Album review: Vessels – The Great Distraction

The world of post-rock is an odd one. Being a younger genre than most, there are very few hard and fast rules as to what exactly constitutes post-rock. Vessels are one of the English variants of this fascinating musical sub-sect, and we take their new studio album, The Great Distraction in for a listen…

Forming in Leeds back in 2005 and this being their fourth studio album, Vessels are not the most prolific of bands out there. But it only takes a brief listen to their work to understand why. It is engineered and recorded well, with a heavy dose of precision, each work is released when it is good and ready. But is the new studio album worth the wait?

Being both the opening track and the longest on the album (already itself an impressive time-length of 59 minutes), “Mobilise” is our introduction to the world of Vessels’ new album. Being ‘electronic’ post-rock you’d quite easily be forgiven for drawing parallels between this group and another British band who’ve dipped their feet into the post-rock pool; Enter Shikari.
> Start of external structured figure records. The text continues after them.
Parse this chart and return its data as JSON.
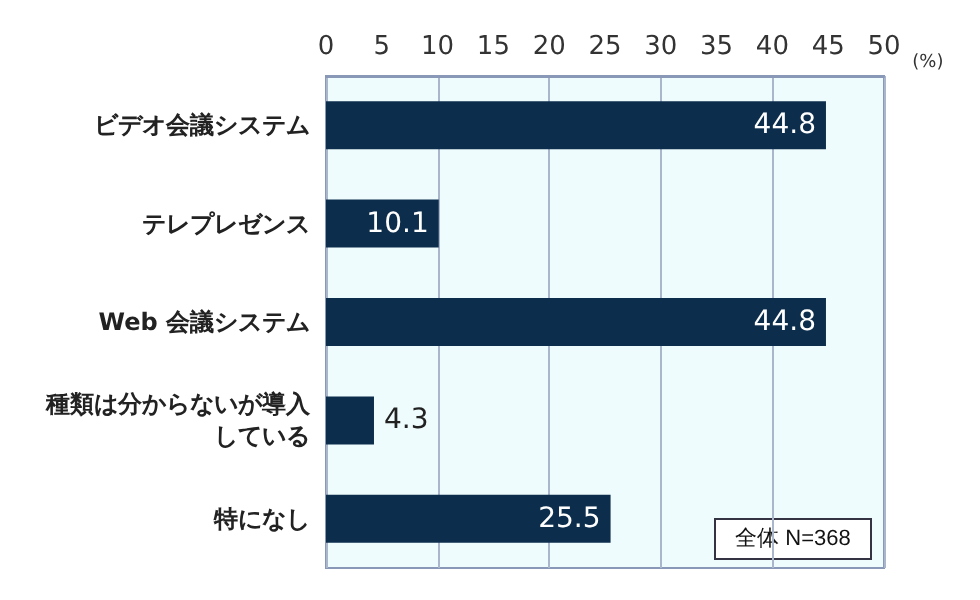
{
  "chart_data": {
    "type": "bar",
    "orientation": "horizontal",
    "categories": [
      "ビデオ会議システム",
      "テレプレゼンス",
      "Web 会議システム",
      "種類は分からないが導入している",
      "特になし"
    ],
    "values": [
      44.8,
      10.1,
      44.8,
      4.3,
      25.5
    ],
    "color": "#0c2d4c",
    "xlim": [
      0,
      50
    ],
    "xticks": [
      0,
      5,
      10,
      15,
      20,
      25,
      30,
      35,
      40,
      45,
      50
    ],
    "xlabel": "(%)",
    "grid": "x",
    "data_labels": true,
    "annotations": [
      "全体 N=368"
    ]
  }
}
However, where the latter are renowned for their lyrics, politics and wild, less restrained instrumentals, Vessels couldn’t be further from this.

The full 8:37 of the track is painstakingly structured and timed. The electronica element of the music easily outweighs any guitar-rock influence hidden throughout the track and leaves you with a track that Deadmau5 himself would be proud of.

Yet despite all of this, you still can’t bring yourself to quite call it fully electronic. There is something in its blood that stops it being a club beat, no matter how much synth is loaded into the track, and it’s difficult to put your finger on it.

There is some excellent collaborative work scattered across the album as well. “Deflect the Light” comes in with a contribution by The Flaming Lips, loaded up with dreamscape vocals and some seriously retro MIDI-synth all underlined by a rocky drum beat, keeping us just tethered to the world of rock.

My personal favourite song on the track listing is “Gløwer”. At just under 8 minutes, it’s one of the longer ones on the album. It may stray a bit too far from the roots of rock, but it does what it does so well I can’t be annoyed with it. With a pulsating bass line throughout and shoegaze-y vocals lilting amongst the synth guitars, it’s just a joy to listen to. A close second, and much shorter, is “Everyone is Falling”, a slower, far more EDM-influenced track that may not be catchy in the traditional sense but it definitely earned a few replays.

That’s not to say that the entire album manages to remain quite so well tied to the roots of post-rock. Tracks such as “Position” and “Radiart” (gaplessly linked) could easily be mistaken for something from The Chemical Brothers back catalogue. This is no bad thing – provided you like The Chemical Brothers, and let’s be honest, who doesn’t? – but it can make the album feel a little confused. Although as previously mentioned, the realm of post-rock is far from small, straying too far from any base within it, can make you feel lost.

Another track tucked away near the end is “Radio Decay”. The song is great, there’s no two ways about it, it’s an excellent track, with a massive bass line, sparkling synths and an evocative, world-building soundscape. It can however, like much of the album, feel a little at odds with previous Vessels work such as Art/Choke?

But the question remains; is it good post-rock? Whereas other post-rock bands such as If Trees Could Talk and Godspeed You! Black Emperor take influence from metal, hard rock and other, generally ‘rockier’ parts of the umbrella for their music, does that mean electronics can’t feature?

In a word: no. They can and absolutely do. Whether you agree or not, Sigur Ros are classified under the same umbrella as Vessels and the other aforementioned groups, and they’re hardly thrashing around with brutal, thundering guitars.

Being a blanket term and with controversy courting the classification of the genre, it’s hard to define whether The Great Distraction constitutes “good” post rock. But is it good music? Yes; it just strays from its own beaten path at points and by doing so, fails to measure up to their own benchmark from previous work.